Betting on more multibillion-dollar biotechs
Alexis Borisy, a partner at Third Rock Ventures, said the reason some companies were raising larger funding rounds early on may have more to do with those companies’ goals.
“I think the question is more, ‘What is the company trying to build? What is the fundamental innovation?’ and ‘What’s the right amount of capital to assemble the right team, build the right culture, go deploy what you’re doing in that field of science and medicine to the point where you are really going to be doing something?'” Borisy said.
The number of biotech startups he sees launch in any given year hasn’t grown, he said. But the same is true for the number of billion-dollar exits he’s seen. That suggests the increase in early-stage funding isn’t leading to more lucrative results for investors.
“There’s a lot of capital in this space, which is great I think for patients,” Borisy said. “I think it’s great returns for society. As far as, will all that money have great financial returns, the general math would suggest that it’s probably not going to be true.”
Avoiding hype
In some cases, certain startups have just been overhyped to their sky-high valuations.
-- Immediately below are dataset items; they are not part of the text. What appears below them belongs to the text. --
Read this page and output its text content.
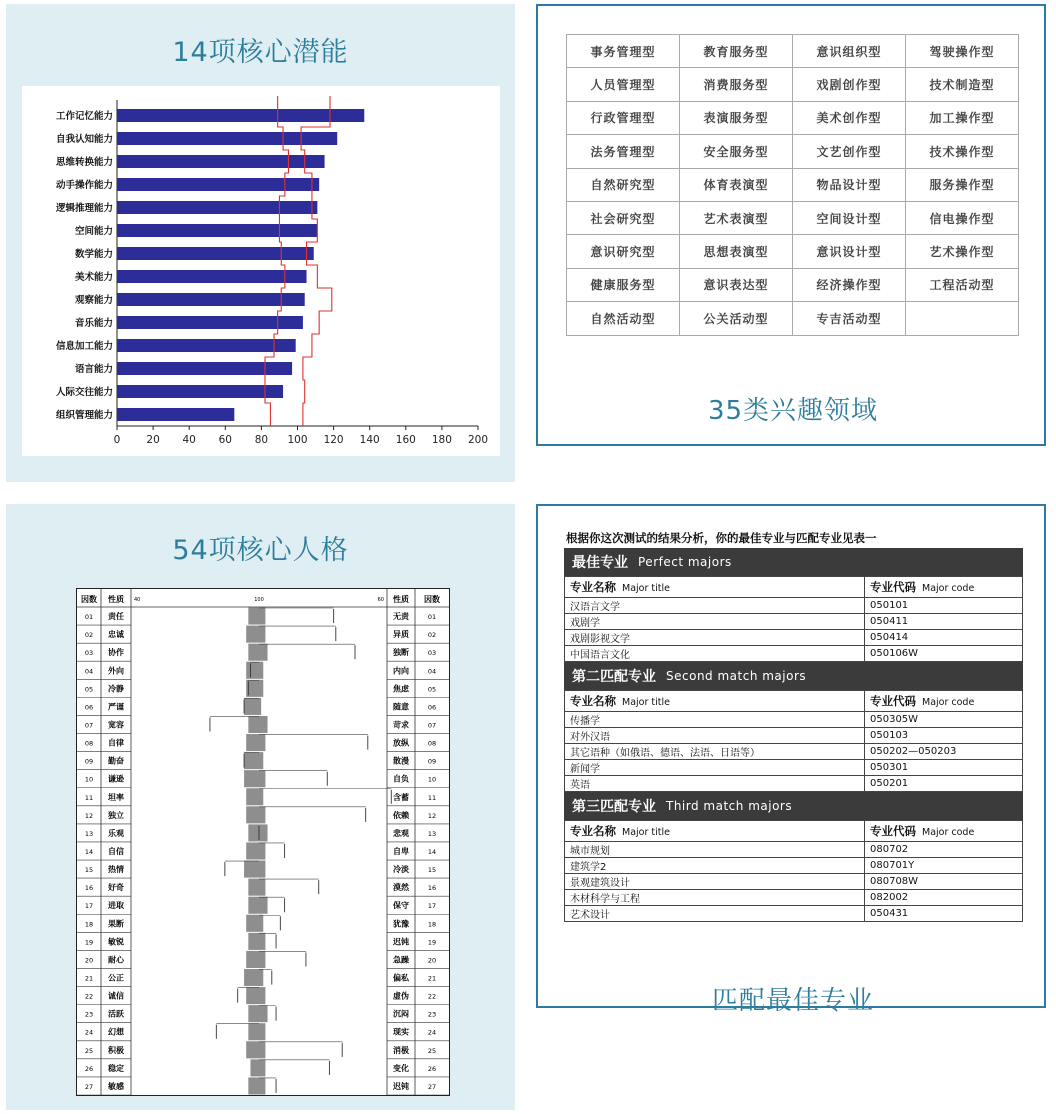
14项核心潜能
工作记忆能力
自我认知能力
思维转换能力
动手操作能力
逻辑推理能力
空间能力
数学能力
美术能力
观察能力
音乐能力
信息加工能力
语言能力
人际交往能力
组织管理能力
0 20 40 60 80 100 120 140 160 180 200
事务管理型	教育服务型	意识组织型	驾驶操作型
人员管理型	消费服务型	戏剧创作型	技术制造型
行政管理型	表演服务型	美术创作型	加工操作型
法务管理型	安全服务型	文艺创作型	技术操作型
自然研究型	体育表演型	物品设计型	服务操作型
社会研究型	艺术表演型	空间设计型	信电操作型
意识研究型	思想表演型	意识设计型	艺术操作型
健康服务型	意识表达型	经济操作型	工程活动型
自然活动型	公关活动型	专吉活动型	
35类兴趣领域
54项核心人格
因数 性质 40	100	60 性质 因数
01 责任	无责	01
02 忠诚	异质	02
03 协作	独断	03
04 外向	内向	04
05 冷静	焦虑	05
06 严谨	随意	06
07 宽容	苛求	07
08 自律	放纵	08
09 勤奋	散漫	09
10 谦逊	自负	10
11 坦率	含蓄	11
12 独立	依赖	12
13 乐观	悲观	13
14 自信	自卑	14
15 热情	冷淡	15
16 好奇	漠然	16
17 进取	保守	17
18 果断	犹豫	18
19 敏锐	迟钝	19
20 耐心	急躁	20
21 公正	偏私	21
22 诚信	虚伪	22
23 活跃	沉闷	23
24 幻想	现实	24
25 积极	消极	25
26 稳定	变化	26
27 敏感	迟钝	27
根据你这次测试的结果分析，你的最佳专业与匹配专业见表一
最佳专业 Perfect majors
专业名称 Major title	专业代码 Major code
汉语言文学	050101
戏剧学	050411
戏剧影视文学	050414
中国语言文化	050106W
第二匹配专业 Second match majors
专业名称 Major title	专业代码 Major code
传播学	050305W
对外汉语	050103
其它语种（如俄语、德语、法语、日语等）	050202—050203
新闻学	050301
英语	050201
第三匹配专业 Third match majors
专业名称 Major title	专业代码 Major code
城市规划	080702
建筑学2	080701Y
景观建筑设计	080708W
木材科学与工程	082002
艺术设计	050431
匹配最佳专业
In those instances, venture capitalists, including those in corporate venture arms, have to use their judgment.
“Are we going to try to compete with those? Probably not, because we’re not going to believe the valuations — we’ll do our own calculations — because if we’re going to overpay for the valuation, then we know we will have to take a P&L hit,” Tom Heyman, the president of Johnson & Johnson Innovation, JJDC, the oldest life-sciences corporate venture fund, told Business Insider.
That requires some restraint to wait on the sidelines.
“There’s a discipline that says we’re not going to be a momentum players, we’re not going to follow the hype of celebrity,” Gallagher said.